Le maillage primaire est fait de toute une gamme d'éléments : autour du triptyque généraliste-pharmacien-infirmier libéral mais aussi d'un tissu dense d'hôpitaux de proximité polyvalents, de logements foyers et de maisons de retraite, de professionnels paramédicaux investissant des territoires de plus en plus fins, sans parler de la médecine salariée (centres de santé, scolaire, protection maternelle et infantile...) en meilleure situation qu'aujourd'hui. Ce maillage primaire dense a concerné dans les années 1980-90, on l’a dit, des territoires qui n'avaient pas connu jusque-là une telle abondance.

Et puis les choses se sont dégradées sur certains territoires : fermeture des hôpitaux de proximité ou de certains services au sein de ceux-ci, médicalisation et fermeture sur lui-même du médico-social, difficultés de la médecine salariée, laissant bien souvent seul au front le triptyque généraliste-pharmacien-infirmier libéral. Sur certains territoires, denses et non délaissés, ce trio fonctionne bien, du moins dans sa capacité à mailler le territoire, d'autant que les effectifs de paramédicaux libéraux (infirmiers et masseurs-kinésithérapeutes) sont en croissance continue.

Sur d'autres territoires, il suffit que la maille généraliste lâche pour que l'ensemble du tissu se délite. Il y a des solutions qui se mettent en place lorsque le pharmacien fait défaut. Cela apparaît plus compliqué quand c'est le généraliste. L'infirmier à domicile et la pharmacie sont très dépendants de la présence du médecin, en tant que profession prescrite ou en tant que dispensateur de médicaments prescrits.

> Les modes organisationnels

De quoi a-t-on besoin pour refaire ou consolider le tissu sanitaire sur les différents territoires ?

Là où la couverture est dense, on a besoin de mettre en réseau les acteurs, de les faire dialoguer, en limitant les coûts de transaction (d’où l’importance du système d’information).

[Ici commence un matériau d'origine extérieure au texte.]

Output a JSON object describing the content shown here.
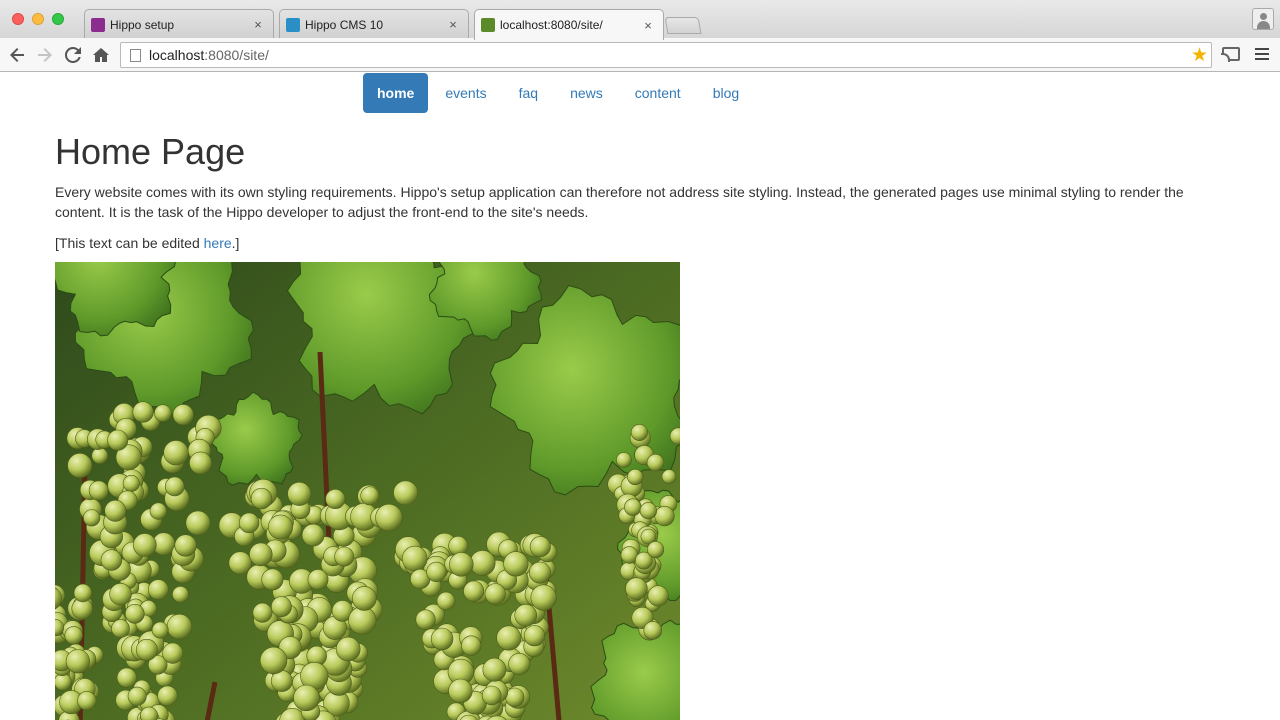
{
  "browser": {
    "tabs": [
      {
        "title": "Hippo setup",
        "favicon_color": "#8b2d8f",
        "active": false
      },
      {
        "title": "Hippo CMS 10",
        "favicon_color": "#2a8fc6",
        "active": false
      },
      {
        "title": "localhost:8080/site/",
        "favicon_color": "#5a8a2a",
        "active": true
      }
    ],
    "close_glyph": "×",
    "address": {
      "host": "localhost",
      "rest": ":8080/site/"
    },
    "icons": {
      "back": "back-arrow-icon",
      "forward": "forward-arrow-icon",
      "reload": "reload-icon",
      "home": "home-icon",
      "bookmark": "star-icon",
      "cast": "cast-icon",
      "menu": "hamburger-menu-icon",
      "profile": "profile-icon"
    }
  },
  "site": {
    "nav": [
      "home",
      "events",
      "faq",
      "news",
      "content",
      "blog"
    ],
    "active_nav": "home",
    "title": "Home Page",
    "intro": "Every website comes with its own styling requirements. Hippo's setup application can therefore not address site styling. Instead, the generated pages use minimal styling to render the content. It is the task of the Hippo developer to adjust the front-end to the site's needs.",
    "edit_note_prefix": "[This text can be edited ",
    "edit_note_link": "here",
    "edit_note_suffix": ".]",
    "accent_color": "#337ab7"
  }
}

La maison de santé pluriprofessionnelle (MSP) est une solution intégrée (sur le modèle de la firme en tant que celle-ci limite les coûts de transaction) mais il y en a bien d'autres, virtuelles, numériques...

Là où la couverture est faible, il peut être pertinent de préserver le maillon faible (le dernier médecin ou le pharmacien) ; on peut aussi essayer de reconstituer un tissu complet (à partir de la MSP) ; on peut encore mettre en place des solutions palliatives virtuelles : téléconsultation, délivrance des médicaments à distance... Dans certains cas, ces solutions virtuelles seront plus efficaces et rationnelles que les solutions « en dur » (MSP ou autre).

Là où la couverture est devenue inexistante, il faut examiner les raisons (déshérence démographique notamment, absence d’équipement et de services) avant de mettre en place le traitement ciblé.

  • Les MSP

De fait, les nouvelles formes d’exercice (MSP ou pôles de santé) ont été largement plébiscitées un temps, parce qu'elles étaient censées régler trois problèmes en un : la raréfaction des professionnels sur certains territoires, le besoin de coordination et l'évolution des aspirations des médecins. A l’évidence, elles rendent également compte, dans certains cas, de la concurrence entre territoires et collectivités.

Les chiffres sont en croissance : en 2018, 3,2 millions de patients ont été pris en charge par les 13 096 professionnels de santé exerçant dans les 735 maisons de santé pluriprofessionnelles (MSP) adhérentes à l’accord conventionnel interprofessionnel (ACI). En 2019, l'Assurance-maladie a ainsi versé 63 500 euros en moyenne à chaque MSP. L'objectif du gouvernement est d'atteindre 2 000 structures d'exercice coordonné conventionnées à l'horizon 2022. Soulignons néanmoins que cet objectif ne représenterait en moyenne qu’un maximum de 5 000 à 6 000 médecins de soins primaires soit 10 % du nombre d’omnipraticiens. Donc 80 à 90 % de la population n’y aurait pas accès, en admettant que l’attractivité d’une MSP est supérieure, ce qui est très vraisemblable.

S’agit-il d’une organisation efficace pour l’accès aux soins ?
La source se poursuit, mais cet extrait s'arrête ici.